Nothing therefore so rouses Satan as God thus presented in and by the Lord Jesus, who displays His own perfect meekness and man's enmity by no intervention of power to save Him from insult and injury. “First he must suffer many things, and be rejected of this generation” —a generation which goes on still morally, and will, till He returns in glory to judge. They therefore took stones to stone Him; for Satan is a murderer as well as a liar, and nothing so awakens violence, even to death, as the truth which condemns men pretending to religion. To their blinded and infuriated minds it was blasphemy for Him to say that He gave His followers eternal life beyond the weakness or the power of the creature—blasphemy to assert that He and the Father were one; whereas it is the truth, so vital and necessary that none who reject it can be saved. His words were as good as His works, and even more momentous to man; while both were of the Father. He that God sent, as John testified, spoke the words of God. It was they who blasphemed, denying Him to be God who, in grace to them, condescended to become man.
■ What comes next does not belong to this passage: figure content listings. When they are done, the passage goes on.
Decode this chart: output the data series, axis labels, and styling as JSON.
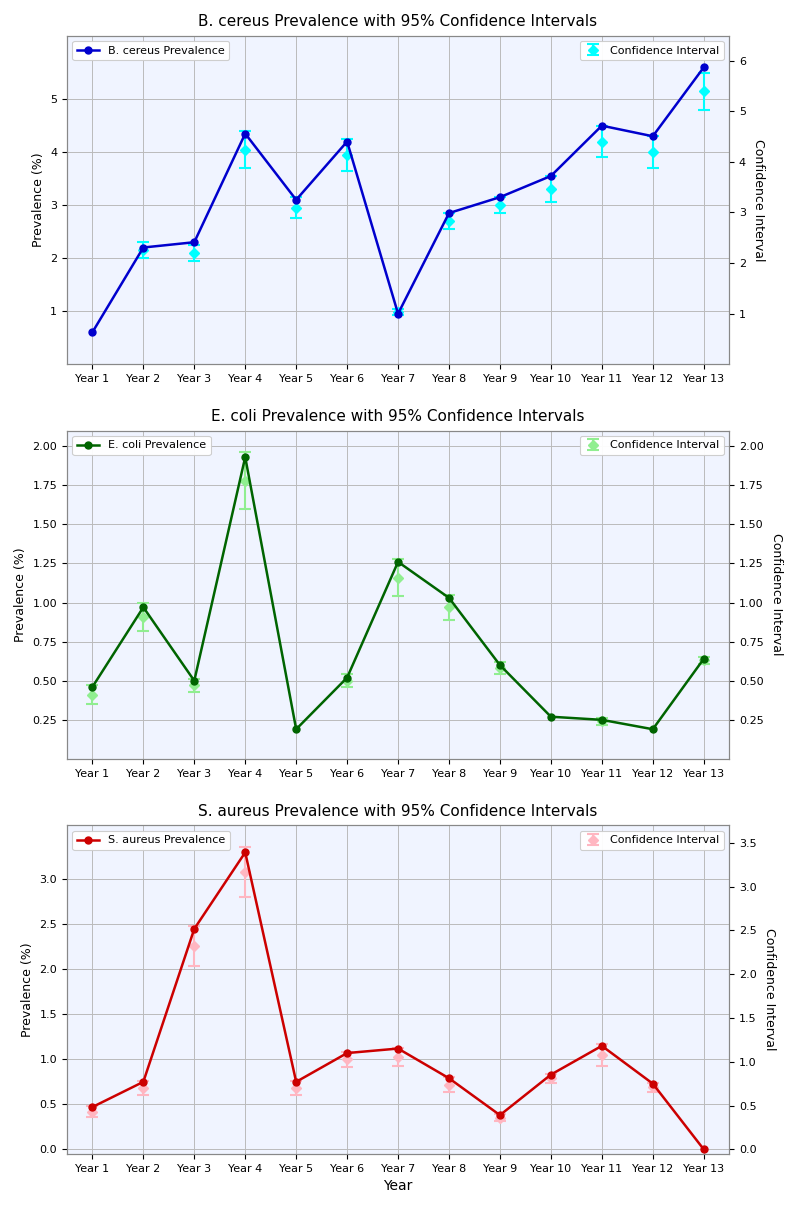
{
  "years": [
    "Year 1",
    "Year 2",
    "Year 3",
    "Year 4",
    "Year 5",
    "Year 6",
    "Year 7",
    "Year 8",
    "Year 9",
    "Year 10",
    "Year 11",
    "Year 12",
    "Year 13"
  ],
  "bcereus": {
    "title": "B. cereus Prevalence with 95% Confidence Intervals",
    "name": "B. cereus",
    "prevalence": [
      0.6,
      2.2,
      2.3,
      4.35,
      3.1,
      4.2,
      0.95,
      2.85,
      3.15,
      3.55,
      4.5,
      4.3,
      5.6
    ],
    "ci": [
      null,
      2.15,
      2.1,
      4.05,
      2.95,
      3.95,
      0.98,
      2.7,
      3.0,
      3.3,
      4.2,
      4.0,
      5.15
    ],
    "ci_err": [
      null,
      0.15,
      0.15,
      0.35,
      0.2,
      0.3,
      0.05,
      0.15,
      0.15,
      0.25,
      0.3,
      0.3,
      0.35
    ],
    "line_color": "#0000CD",
    "ci_color": "#00FFFF",
    "ylabel": "Prevalence (%)",
    "ylabel2": "Confidence Interval",
    "ylim": [
      0,
      6.2
    ],
    "ylim2": [
      0,
      6.5
    ],
    "yticks": [
      1,
      2,
      3,
      4,
      5
    ],
    "yticks2": [
      1,
      2,
      3,
      4,
      5,
      6
    ]
  },
  "ecoli": {
    "title": "E. coli Prevalence with 95% Confidence Intervals",
    "name": "E. coli",
    "prevalence": [
      0.46,
      0.97,
      0.5,
      1.93,
      0.19,
      0.52,
      1.26,
      1.03,
      0.6,
      0.27,
      0.25,
      0.19,
      0.64
    ],
    "ci": [
      0.41,
      0.91,
      0.47,
      1.78,
      null,
      0.5,
      1.16,
      0.97,
      0.58,
      null,
      0.24,
      null,
      0.63
    ],
    "ci_err": [
      0.06,
      0.09,
      0.04,
      0.18,
      null,
      0.04,
      0.12,
      0.08,
      0.04,
      null,
      0.02,
      null,
      0.02
    ],
    "line_color": "#006400",
    "ci_color": "#90EE90",
    "ylabel": "Prevalence (%)",
    "ylabel2": "Confidence Interval",
    "ylim": [
      0,
      2.1
    ],
    "ylim2": [
      0,
      2.1
    ],
    "yticks": [
      0.25,
      0.5,
      0.75,
      1.0,
      1.25,
      1.5,
      1.75,
      2.0
    ],
    "yticks2": [
      0.25,
      0.5,
      0.75,
      1.0,
      1.25,
      1.5,
      1.75,
      2.0
    ]
  },
  "saureus": {
    "title": "S. aureus Prevalence with 95% Confidence Intervals",
    "name": "S. aureus",
    "prevalence": [
      0.47,
      0.75,
      2.45,
      3.3,
      0.75,
      1.07,
      1.12,
      0.79,
      0.38,
      0.83,
      1.15,
      0.73,
      0.0
    ],
    "ci": [
      0.42,
      0.68,
      2.26,
      3.08,
      0.68,
      1.0,
      1.03,
      0.72,
      0.35,
      0.79,
      1.05,
      0.69,
      null
    ],
    "ci_err": [
      0.06,
      0.08,
      0.22,
      0.28,
      0.08,
      0.08,
      0.1,
      0.08,
      0.04,
      0.05,
      0.12,
      0.05,
      null
    ],
    "line_color": "#CC0000",
    "ci_color": "#FFB6C1",
    "ylabel": "Prevalence (%)",
    "ylabel2": "Confidence Interval",
    "ylim": [
      -0.05,
      3.6
    ],
    "ylim2": [
      -0.05,
      3.7
    ],
    "yticks": [
      0.0,
      0.5,
      1.0,
      1.5,
      2.0,
      2.5,
      3.0
    ],
    "yticks2": [
      0.0,
      0.5,
      1.0,
      1.5,
      2.0,
      2.5,
      3.0,
      3.5
    ]
  },
  "background_color": "#FFFFFF",
  "plot_bg_color": "#F0F4FF",
  "grid_color": "#BBBBBB",
  "xlabel": "Year",
  "markersize": 5
}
But He meets them on their own ground by an a fortiori argument, which left His personal glory un touched. “Jesus answered them, Is it not written in your law, I said, Ye are gods? If he called them gods to whom the word of God came (and the scripture cannot be broken), say ye of him whom the Father sanctified and sent into the world, Thou blasphemest, because I said, I am the Son of God?” (Vers. 34-36.)
Thus does He reason most conclusively from the less to the greater; for every Jew knew that their inspired books, as for instance Psa. 82, calls judges Elohim (gods), as commissioned by God and responsible to judge in His name. If such a title could be used of a mere magistrate in scripture (and its authority is indissoluble), how unreasonable to tax with blasphemy Him whom the Father set apart,1 and sent into the world, because He said He was God's Son! He is not affirming or demonstrating what He is in this, but simply convicting them of their perverseness on the ground of their law.
“If I do not the works of my Father, believe not; but if I do, even if ye believe not me, believe the works, that ye may perceive and [believe, or] know that the Father is in me, and I in him.” (Vers. 87, 88.) There was no denying the irresistible force of this appeal. The character of the works bore testimony, not only to divine power, but to this in the fullness of love. Think as they might of Him, the works were unmistakable, that they might learn and come to know the unity of the Father and the Son. It is not that He enfeebles the dignity of His person, or the truth of His words; but He was pleading with them, and dealing with their consciences, by those works which attested not more the power than the grace of God, and consequently His glory who wrought them. But self-will holds out against all proofs.
“They sought, therefore, again to seize him, and he departed out of their hand. And he went away again beyond the Jordan to the place where John was at first baptizing, and abode there. And many came unto him and said, John did no sign, but all things whatsoever John said about him were true. And many believed on him there.” (Vers. 39-42.) Thus it was not that their unbelief was incomplete, but that His time was not yet come. The Lord therefore retires till the moment appointed of God, and meanwhile goes to the scene of John's work at the first, and there abode, where grace wins many a soul that recognized in Him the truth of John's testimony.
 
1. It is well to note that the Lord predicates sanctification of Himself in chapter xvii. 19 as set apart now in heaven, the model Man in glory, and here by the Father for His mission into the world, entirely apart from the application of the word to us who were sinners and even dead in sins. Sanctification, in the case of the Holy One, resolves itself into its pure and abstract sense of setting apart.